Installing Distributed Solr 4 with Fabric by Martijn Koster
From the post:
Solr 4 has a subset of features that allow it be run as a distributed fault-tolerant cluster, referred to as “SolrCloud”. Installing and configuring Solr on a multi-node cluster can seem daunting when you’re a developer who just wants to give the latest release a try. The wiki page is long and complex, and configuring nodes manually is laborious and error-prone. And while your OS has ZooKeeper/Solr packages, they are probably outdated. But it doesn’t have to be a lot of work: in this post I will show you how to deploy and test a Solr 4 cluster using just a few commands, using mechanisms you can easily adjust for your own deployments.

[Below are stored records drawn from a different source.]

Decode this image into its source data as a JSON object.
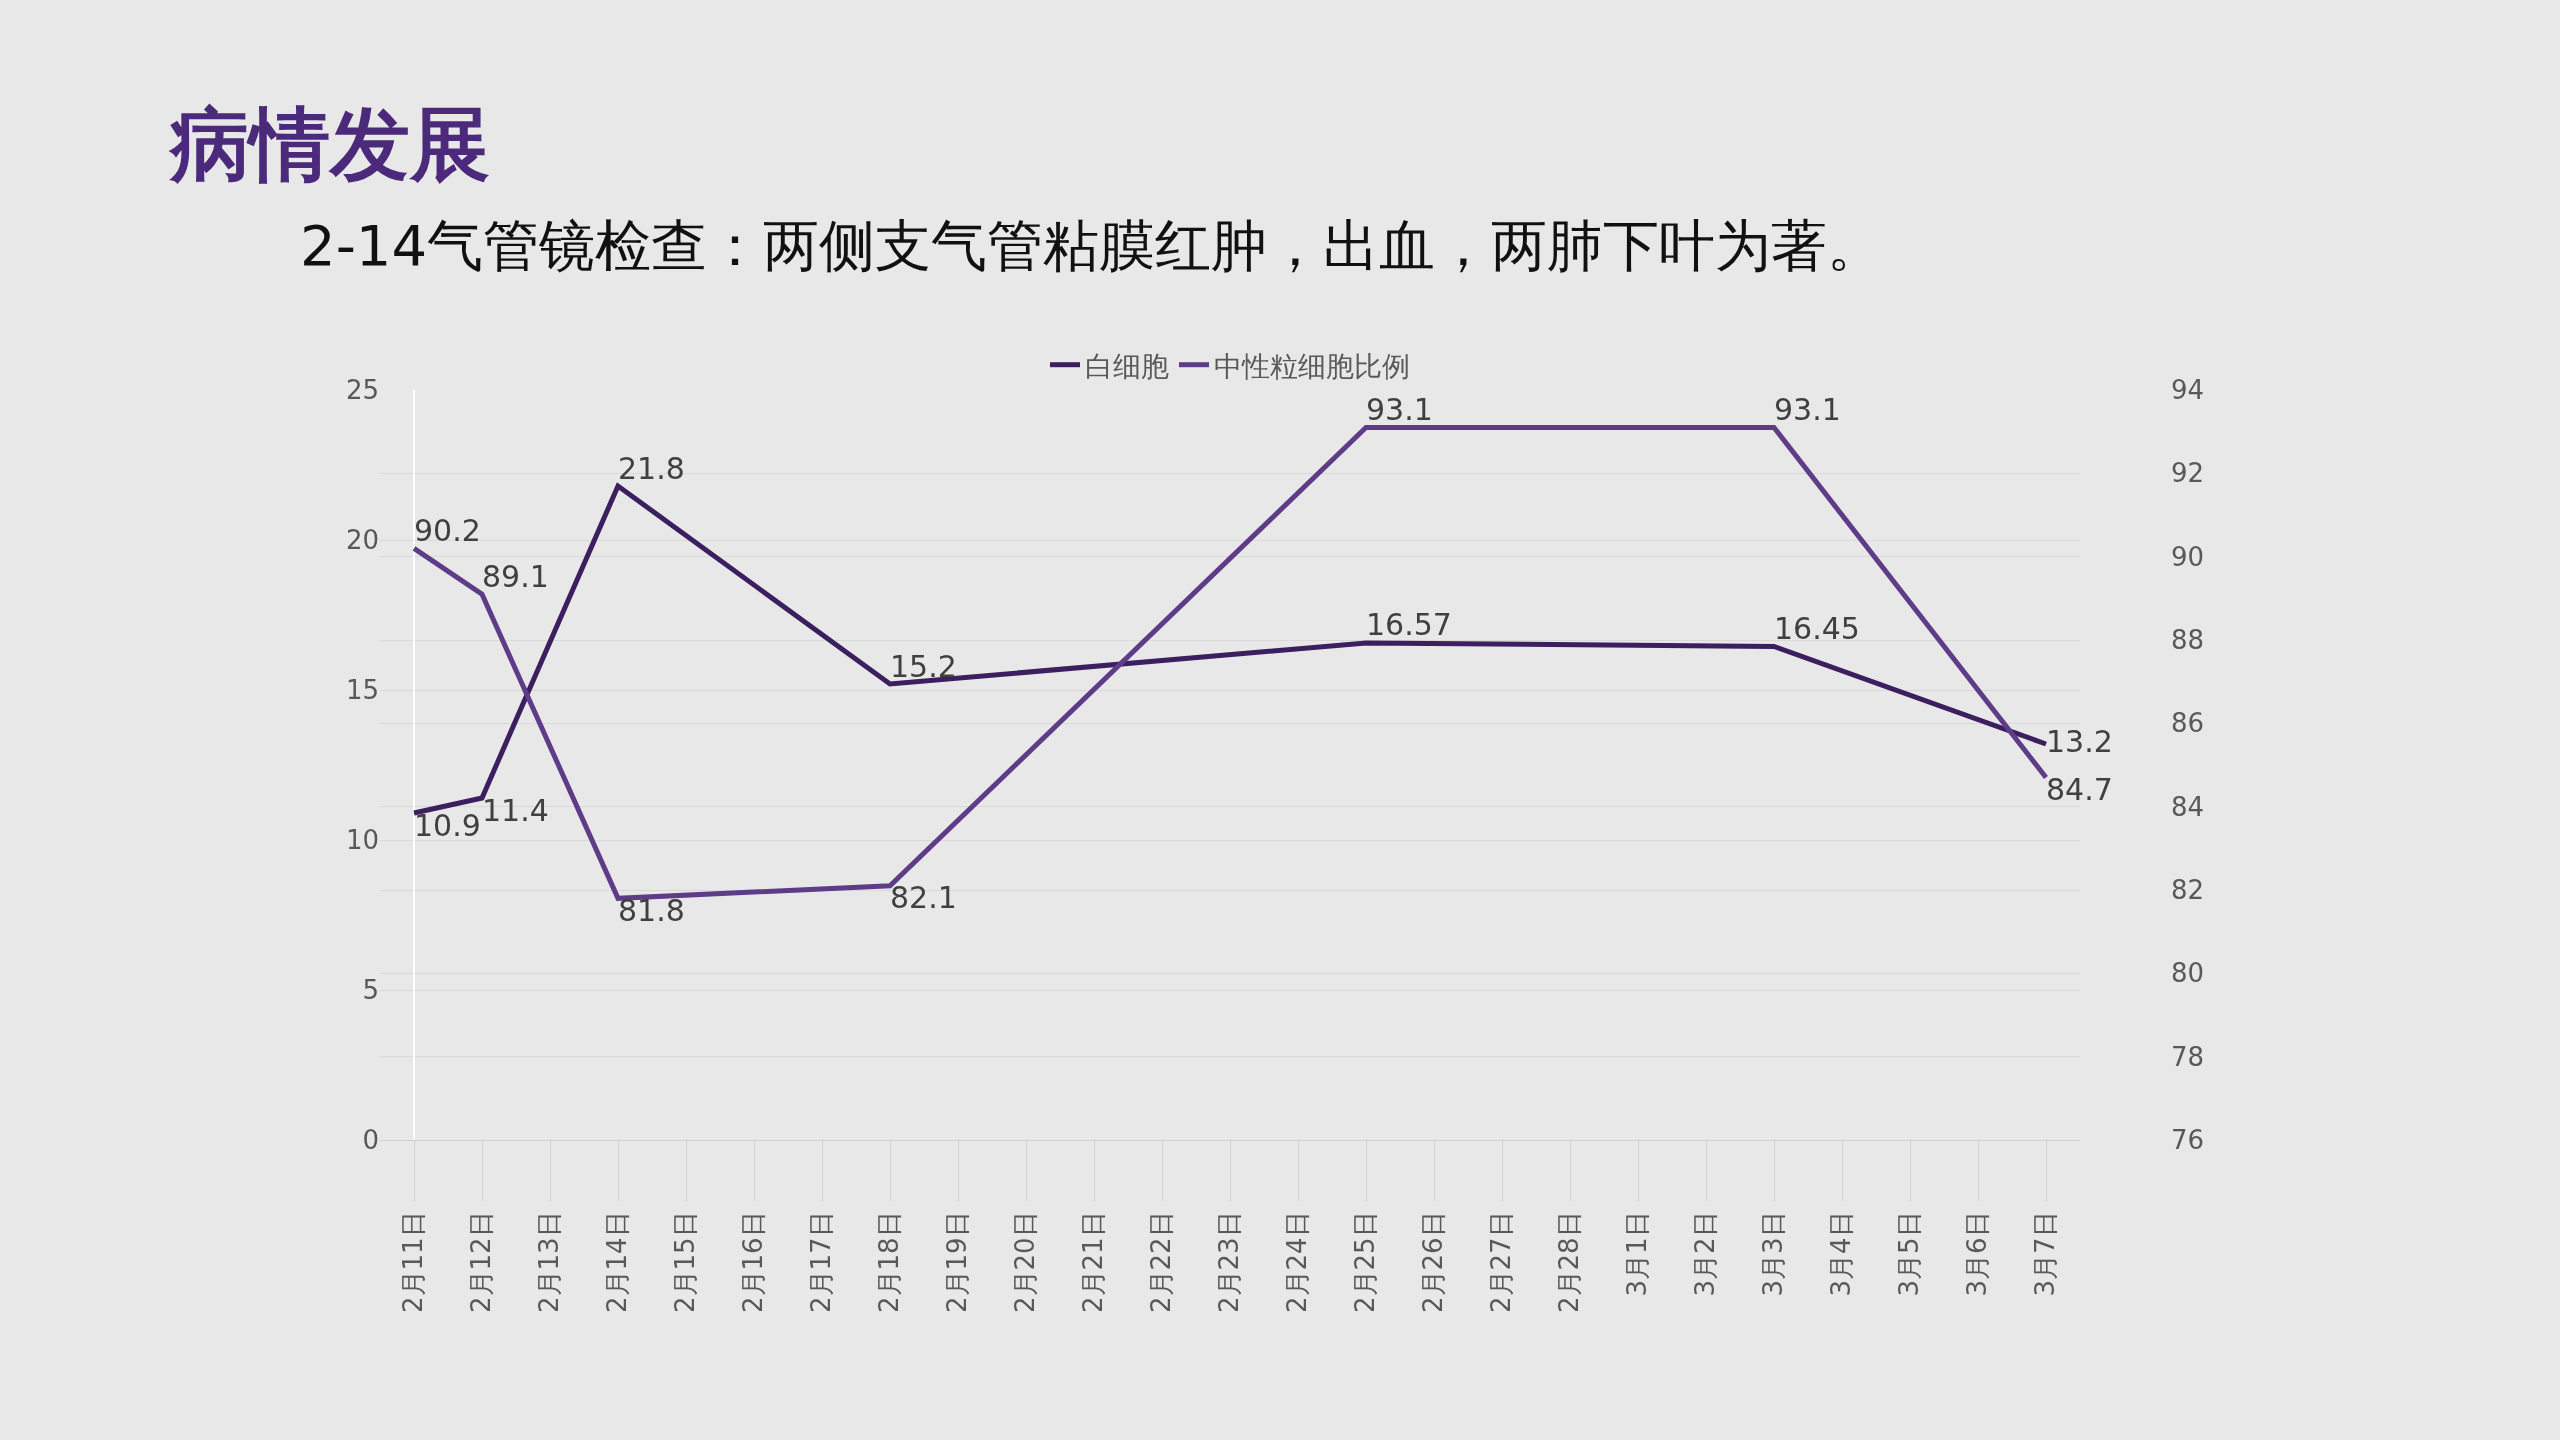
{
  "chart_data": {
    "type": "line",
    "title": "病情发展",
    "subtitle": "2-14气管镜检查：两侧支气管粘膜红肿，出血，两肺下叶为著。",
    "categories": [
      "2月11日",
      "2月12日",
      "2月13日",
      "2月14日",
      "2月15日",
      "2月16日",
      "2月17日",
      "2月18日",
      "2月19日",
      "2月20日",
      "2月21日",
      "2月22日",
      "2月23日",
      "2月24日",
      "2月25日",
      "2月26日",
      "2月27日",
      "2月28日",
      "3月1日",
      "3月2日",
      "3月3日",
      "3月4日",
      "3月5日",
      "3月6日",
      "3月7日"
    ],
    "series": [
      {
        "name": "白细胞",
        "color": "#3b1f5e",
        "values": [
          10.9,
          11.4,
          null,
          21.8,
          null,
          null,
          null,
          15.2,
          null,
          null,
          null,
          null,
          null,
          null,
          16.57,
          null,
          null,
          null,
          null,
          null,
          16.45,
          null,
          null,
          null,
          13.2
        ]
      },
      {
        "name": "中性粒细胞比例",
        "color": "#5e3c88",
        "axis": "y2",
        "values": [
          90.2,
          89.1,
          null,
          81.8,
          null,
          null,
          null,
          82.1,
          null,
          null,
          null,
          null,
          null,
          null,
          93.1,
          null,
          null,
          null,
          null,
          null,
          93.1,
          null,
          null,
          null,
          84.7
        ]
      }
    ],
    "ylim": [
      0,
      25
    ],
    "yticks": [
      0,
      5,
      10,
      15,
      20,
      25
    ],
    "y2lim": [
      76,
      94
    ],
    "y2ticks": [
      76,
      78,
      80,
      82,
      84,
      86,
      88,
      90,
      92,
      94
    ],
    "grid": "y",
    "legend": "top",
    "data_labels": true,
    "marker": "none",
    "line_style": "solid"
  }
}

I am using a cluster consisting of a virtual machines running Ubuntu 12.04 64bit and I am controlling them from my MacBook Pro. The Solr configuration will mimic the Two shard cluster with shard replicas and zookeeper ensemble example from the wiki.
You can run this on AWS EC2, but some special considerations apply, see the footnote.

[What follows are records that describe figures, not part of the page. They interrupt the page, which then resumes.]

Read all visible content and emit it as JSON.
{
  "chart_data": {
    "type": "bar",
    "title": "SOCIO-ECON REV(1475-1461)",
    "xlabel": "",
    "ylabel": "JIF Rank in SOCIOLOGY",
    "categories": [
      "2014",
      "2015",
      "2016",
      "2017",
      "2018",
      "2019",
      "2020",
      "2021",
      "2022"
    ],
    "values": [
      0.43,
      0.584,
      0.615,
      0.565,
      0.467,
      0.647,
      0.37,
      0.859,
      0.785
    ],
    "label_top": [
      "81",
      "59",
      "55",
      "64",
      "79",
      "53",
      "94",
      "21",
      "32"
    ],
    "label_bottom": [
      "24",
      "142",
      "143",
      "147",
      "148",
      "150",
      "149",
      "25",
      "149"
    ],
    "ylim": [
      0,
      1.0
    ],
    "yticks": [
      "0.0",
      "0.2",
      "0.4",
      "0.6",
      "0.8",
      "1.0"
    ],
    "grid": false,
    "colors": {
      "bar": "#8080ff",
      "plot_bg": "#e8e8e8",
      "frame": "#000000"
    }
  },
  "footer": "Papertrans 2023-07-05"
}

We’ll use Fabric, a light-weight deployment tool that is basically a Python library to easily execute commands on remote nodes over ssh. Compared to Chef/Puppet it is simpler to learn and use, and because it’s an imperative approach it makes sequential orchestration of dependencies more explicit. Most importantly, it does not require a separate server or separate node-side software installation.
DISCLAIMER: these instructions and associated scripts are released under the Apache License; use at your own risk.
I strongly recommend you use disposable virtual machines to experiment with.
Something to get you excited about the upcoming weekend!
Enjoy!